Q: What do you find most intriguing or challenging about your role as a worldwide advisor? Do you enjoy it?

JAFFE: In sitting down at the microscope everyday, I feel a bit like Hercule Poirot trying to solve a murder mystery. I always know I will see something challenging and interesting and that will pique my interest to try to understand it further. Diagnostic pathology is a window on the structure-function relationship of the human body. It is also fun!

About a week ago, we received a lymph node from a patient in San Francisco with a peculiar histiocytic reaction. The submitting pathologist was very perplexed by this process.

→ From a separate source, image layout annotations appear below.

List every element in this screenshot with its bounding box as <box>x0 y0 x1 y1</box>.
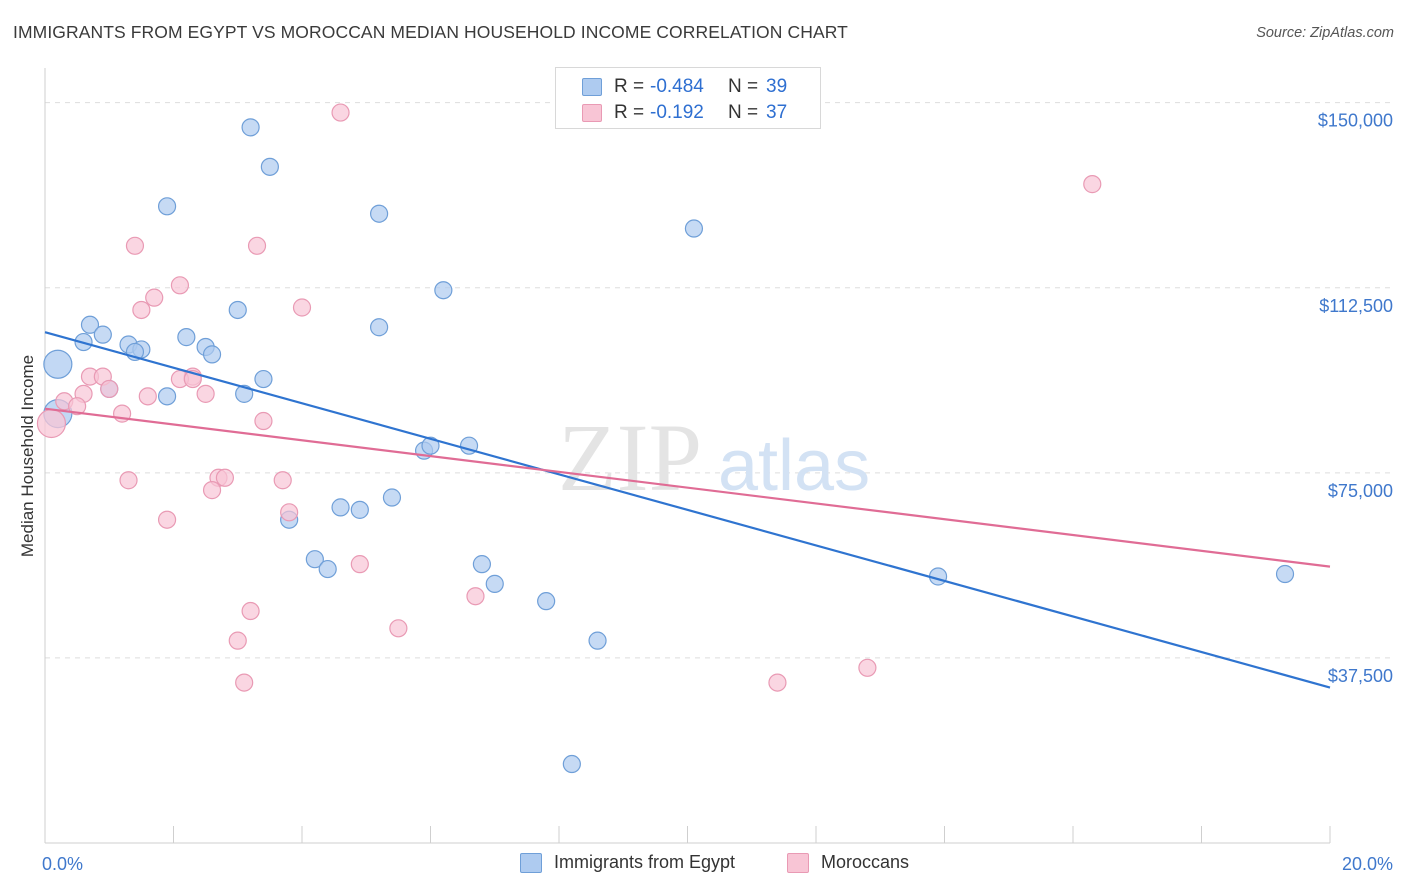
x-tick-label: 0.0% <box>42 854 83 874</box>
egypt-point <box>537 592 556 611</box>
egypt-point <box>260 157 279 176</box>
moroccan-point <box>241 601 260 621</box>
moroccan-swatch <box>582 104 602 122</box>
moroccan-point <box>145 288 164 307</box>
egypt-point <box>305 550 324 569</box>
y-tick-label: $75,000 <box>1328 481 1393 501</box>
moroccan-point <box>273 471 292 490</box>
legend-n-label: N = <box>728 76 759 97</box>
moroccan-point <box>202 481 222 500</box>
correlation-legend: R = -0.484 N = 39 R = -0.192 N = 37 <box>555 67 821 129</box>
moroccan-point <box>235 673 254 692</box>
moroccan-point <box>254 411 273 431</box>
legend-item-moroccans[interactable]: Moroccans <box>787 852 909 873</box>
moroccan-swatch <box>787 852 809 873</box>
y-tick-label: $150,000 <box>1318 111 1393 131</box>
egypt-point <box>241 118 260 137</box>
egypt-swatch <box>582 78 602 96</box>
watermark-atlas: atlas <box>718 426 870 506</box>
moroccan-point <box>100 379 119 399</box>
egypt-point <box>350 500 369 519</box>
egypt-swatch <box>520 852 542 873</box>
egypt-point <box>254 369 273 389</box>
legend-r-value: -0.484 <box>650 76 704 97</box>
moroccan-point <box>247 236 267 255</box>
egypt-point <box>588 631 607 650</box>
egypt-point <box>80 315 100 334</box>
egypt-point <box>93 325 112 344</box>
y-tick-label: $112,500 <box>1319 296 1393 316</box>
legend-item-egypt[interactable]: Immigrants from Egypt <box>520 852 735 873</box>
moroccan-point <box>157 510 177 529</box>
egypt-point <box>43 349 73 379</box>
moroccan-point <box>1083 175 1102 194</box>
moroccan-point <box>858 658 877 677</box>
moroccan-point <box>768 673 787 692</box>
y-axis-label: Median Household Income <box>18 354 37 558</box>
egypt-point <box>434 281 453 300</box>
moroccan-point <box>280 503 299 522</box>
egypt-point <box>382 488 402 507</box>
egypt-point <box>370 204 389 223</box>
tick-labels: $37,500 $75,000 $112,500 $150,000 0.0% 20.0% <box>42 111 1393 874</box>
legend-r-label: R = <box>614 102 645 123</box>
moroccan-point <box>170 276 190 295</box>
chart-title: IMMIGRANTS FROM EGYPT VS MOROCCAN MEDIAN… <box>13 22 848 42</box>
legend-n-value: 37 <box>766 102 788 123</box>
egypt-point <box>235 384 254 403</box>
moroccan-point <box>132 300 151 320</box>
moroccan-point <box>36 408 67 439</box>
moroccan-point <box>350 555 369 574</box>
x-tick-label: 20.0% <box>1342 854 1393 874</box>
moroccan-trend-line <box>44 407 1331 568</box>
legend-r-value: -0.192 <box>650 102 704 123</box>
legend-row-moroccans: R = -0.192 N = 37 <box>582 101 787 125</box>
moroccan-point <box>125 236 145 255</box>
legend-egypt-label: Immigrants from Egypt <box>554 852 736 872</box>
moroccan-point <box>68 397 87 416</box>
egypt-point <box>562 754 581 774</box>
legend-n-label: N = <box>728 102 759 123</box>
egypt-trend-line <box>44 331 1331 689</box>
y-tick-label: $37,500 <box>1328 666 1393 686</box>
moroccan-point <box>228 631 247 650</box>
egypt-point <box>157 387 177 406</box>
moroccan-point <box>119 471 138 490</box>
legend-n-value: 39 <box>766 76 788 97</box>
moroccan-point <box>292 298 312 317</box>
grid-lines <box>45 102 1393 659</box>
watermark: ZIP atlas <box>558 404 870 511</box>
egypt-point <box>421 436 440 455</box>
axes <box>44 68 1331 844</box>
egypt-point <box>370 318 389 337</box>
series-legend: Immigrants from Egypt Moroccans <box>0 852 1406 876</box>
egypt-point <box>1275 564 1295 584</box>
source-label: Source: ZipAtlas.com <box>1256 25 1394 41</box>
moroccan-point <box>331 103 350 122</box>
legend-r-label: R = <box>614 76 645 97</box>
legend-row-egypt: R = -0.484 N = 39 <box>582 75 787 99</box>
egypt-point <box>472 555 491 574</box>
moroccan-point <box>466 587 485 606</box>
moroccan-point <box>215 468 234 487</box>
egypt-point <box>202 345 222 364</box>
egypt-point <box>331 498 350 517</box>
data-points <box>36 103 1295 774</box>
legend-moroccans-label: Moroccans <box>821 852 910 872</box>
egypt-point <box>684 219 704 238</box>
egypt-point <box>318 559 337 579</box>
moroccan-point <box>138 387 157 406</box>
egypt-point <box>485 574 504 593</box>
moroccan-point <box>389 619 408 638</box>
egypt-point <box>157 197 177 216</box>
egypt-point <box>177 328 196 347</box>
trend-lines <box>44 331 1331 689</box>
egypt-point <box>228 300 247 320</box>
moroccan-point <box>196 384 215 403</box>
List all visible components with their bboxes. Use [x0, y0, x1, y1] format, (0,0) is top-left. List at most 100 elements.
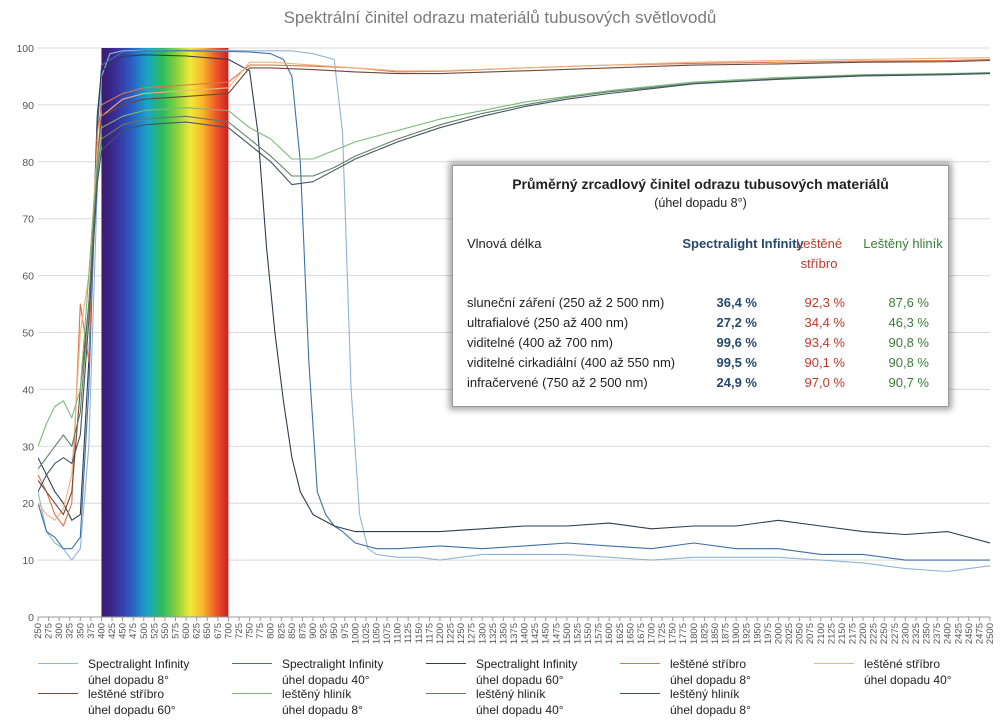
- x-tick-label: 1600: [604, 623, 615, 644]
- x-tick-label: 1425: [530, 623, 541, 644]
- row-label: sluneční záření (250 až 2 500 nm): [467, 295, 665, 310]
- x-tick-label: 875: [297, 623, 308, 639]
- x-tick-label: 275: [44, 623, 55, 639]
- x-tick-label: 450: [118, 623, 129, 639]
- x-tick-label: 1975: [763, 623, 774, 644]
- legend-swatch: [620, 693, 660, 694]
- x-tick-label: 1300: [477, 623, 488, 644]
- table-row: sluneční záření (250 až 2 500 nm) 36,4 %…: [467, 293, 937, 313]
- visible-spectrum-band: [101, 48, 229, 617]
- y-tick-label: 100: [16, 43, 34, 55]
- x-tick-label: 1950: [752, 623, 763, 644]
- x-tick-label: 1650: [625, 623, 636, 644]
- x-tick-label: 550: [160, 623, 171, 639]
- series-layer: [38, 49, 990, 573]
- legend-sublabel: úhel dopadu 40°: [476, 703, 564, 717]
- y-tick-label: 30: [22, 441, 34, 453]
- legend-label: leštěný hliník: [476, 687, 546, 701]
- legend-swatch: [426, 693, 466, 694]
- value-silver: 97,0 %: [804, 375, 845, 390]
- x-tick-label: 2025: [784, 623, 795, 644]
- row-label: infračervené (750 až 2 500 nm): [467, 375, 648, 390]
- y-tick-label: 60: [22, 271, 34, 283]
- y-tick-label: 10: [22, 555, 34, 567]
- y-tick-label: 70: [22, 214, 34, 226]
- x-tick-label: 2475: [974, 623, 985, 644]
- x-tick-label: 1550: [583, 623, 594, 644]
- x-tick-label: 825: [276, 623, 287, 639]
- x-tick-label: 2400: [943, 623, 954, 644]
- x-tick-label: 1025: [361, 623, 372, 644]
- x-tick-label: 925: [319, 623, 330, 639]
- y-tick-label: 90: [22, 100, 34, 112]
- table-row: viditelné cirkadiální (400 až 550 nm) 99…: [467, 353, 937, 373]
- x-tick-label: 1325: [488, 623, 499, 644]
- x-tick-label: 650: [202, 623, 213, 639]
- x-tick-label: 475: [128, 623, 139, 639]
- col-header-spectralight: Spectralight Infinity: [682, 236, 804, 251]
- row-label: viditelné cirkadiální (400 až 550 nm): [467, 355, 676, 370]
- legend-label: leštěný hliník: [670, 687, 740, 701]
- x-tick-label: 775: [255, 623, 266, 639]
- legend-sublabel: úhel dopadu 8°: [670, 703, 751, 717]
- x-tick-label: 1800: [689, 623, 700, 644]
- x-tick-label: 425: [107, 623, 118, 639]
- average-reflectance-box: Průměrný zrcadlový činitel odrazu tubuso…: [452, 165, 949, 407]
- value-spectralight: 24,9 %: [716, 375, 757, 390]
- legend-swatch: [426, 663, 466, 664]
- x-tick-label: 2175: [847, 623, 858, 644]
- x-tick-label: 325: [65, 623, 76, 639]
- legend: Spectralight Infinity úhel dopadu 8° Spec…: [0, 652, 1000, 720]
- value-aluminium: 46,3 %: [888, 315, 929, 330]
- value-spectralight: 27,2 %: [716, 315, 757, 330]
- value-silver: 34,4 %: [804, 315, 845, 330]
- x-tick-label: 800: [266, 623, 277, 639]
- legend-swatch: [232, 693, 272, 694]
- value-spectralight: 36,4 %: [716, 295, 757, 310]
- chart-title: Spektrální činitel odrazu materiálů tubu…: [283, 8, 717, 27]
- x-tick-label: 2350: [922, 623, 933, 644]
- value-spectralight: 99,5 %: [716, 355, 757, 370]
- legend-label: leštěný hliník: [282, 687, 352, 701]
- row-label: ultrafialové (250 až 400 nm): [467, 315, 629, 330]
- x-tick-label: 1175: [424, 623, 435, 643]
- value-aluminium: 90,8 %: [888, 355, 929, 370]
- value-silver: 92,3 %: [804, 295, 845, 310]
- x-tick-label: 2325: [911, 623, 922, 644]
- row-label: viditelné (400 až 700 nm): [467, 335, 613, 350]
- x-tick-label: 725: [234, 623, 245, 639]
- y-tick-label: 80: [22, 157, 34, 169]
- x-tick-label: 2225: [869, 623, 880, 644]
- legend-label: leštěné stříbro: [670, 657, 747, 671]
- x-tick-label: 2100: [816, 623, 827, 644]
- value-silver: 90,1 %: [804, 355, 845, 370]
- y-tick-label: 50: [22, 328, 34, 340]
- x-tick-label: 2075: [805, 623, 816, 644]
- x-tick-label: 1825: [699, 623, 710, 644]
- x-tick-label: 1675: [636, 623, 647, 644]
- x-tick-label: 2300: [900, 623, 911, 644]
- x-tick-label: 300: [54, 623, 65, 639]
- legend-sublabel: úhel dopadu 8°: [670, 673, 751, 687]
- x-tick-label: 1400: [520, 623, 531, 644]
- x-tick-label: 2000: [773, 623, 784, 644]
- series-line-9: [38, 73, 990, 493]
- x-tick-label: 1775: [678, 623, 689, 644]
- table-row: ultrafialové (250 až 400 nm) 27,2 % 34,4…: [467, 313, 937, 333]
- x-tick-label: 1250: [456, 623, 467, 644]
- legend-sublabel: úhel dopadu 40°: [864, 673, 952, 687]
- table-row: infračervené (750 až 2 500 nm) 24,9 % 97…: [467, 373, 937, 393]
- x-tick-label: 1875: [721, 623, 732, 644]
- table-row: viditelné (400 až 700 nm) 99,6 % 93,4 % …: [467, 333, 937, 353]
- x-tick-label: 675: [213, 623, 224, 639]
- x-tick-label: 975: [340, 623, 351, 639]
- x-tick-label: 2200: [858, 623, 869, 644]
- legend-sublabel: úhel dopadu 60°: [476, 673, 564, 687]
- col-header-aluminium: Leštěný hliník: [863, 236, 943, 251]
- x-tick-label: 1350: [498, 623, 509, 644]
- y-tick-label: 20: [22, 498, 34, 510]
- x-tick-label: 1275: [467, 623, 478, 644]
- legend-sublabel: úhel dopadu 40°: [282, 673, 370, 687]
- value-aluminium: 90,8 %: [888, 335, 929, 350]
- x-tick-label: 1150: [414, 623, 425, 643]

Could it be some bizarre infection? I recognized it as a special type of reaction seen in patients who have received hip prostheses, and it is caused by a reaction to titanium and cobalt-chromium found in prosthetic devices. I called the pathologist to tell him that his patient, a 78-year-old female, must have had her hip replaced. He checked the medical record, and indeed, the patient had received a hip replacement six months earlier. I felt a like a psychic, and, of course, the pathologist also was delighted to have his mystery solved.

Elaine Jaffe came to NIH in 1970 and within a decade had established the reputation that mandated her presence anytime and anywhere the scientific community set about to resolve difficult issues in hematopathology. She was instrumental in the development of REAL, a classification system for identifying lymphomas adopted in 1994 and currently considered the gold standard. Her vita contains more than 400 published works (with another 13 currently pending) that have helped shape the theory and practice of her field.

Her honors, awards, seats on editorial and advisory boards, society memberships, fellowships, and educational activities are—as is often said when a supremely distinguished individual is introduced at a gathering—too numerous to be listed. At NIH, she lectures to summer students and mentors hematopathology fellows.

Her advice to young scientists reflects her own personal style: "Focus on a problem and finish what you start. Be committed and enjoy what you are doing. If you enjoy what you are doing, then you’re excited about it, and you’ll be successful."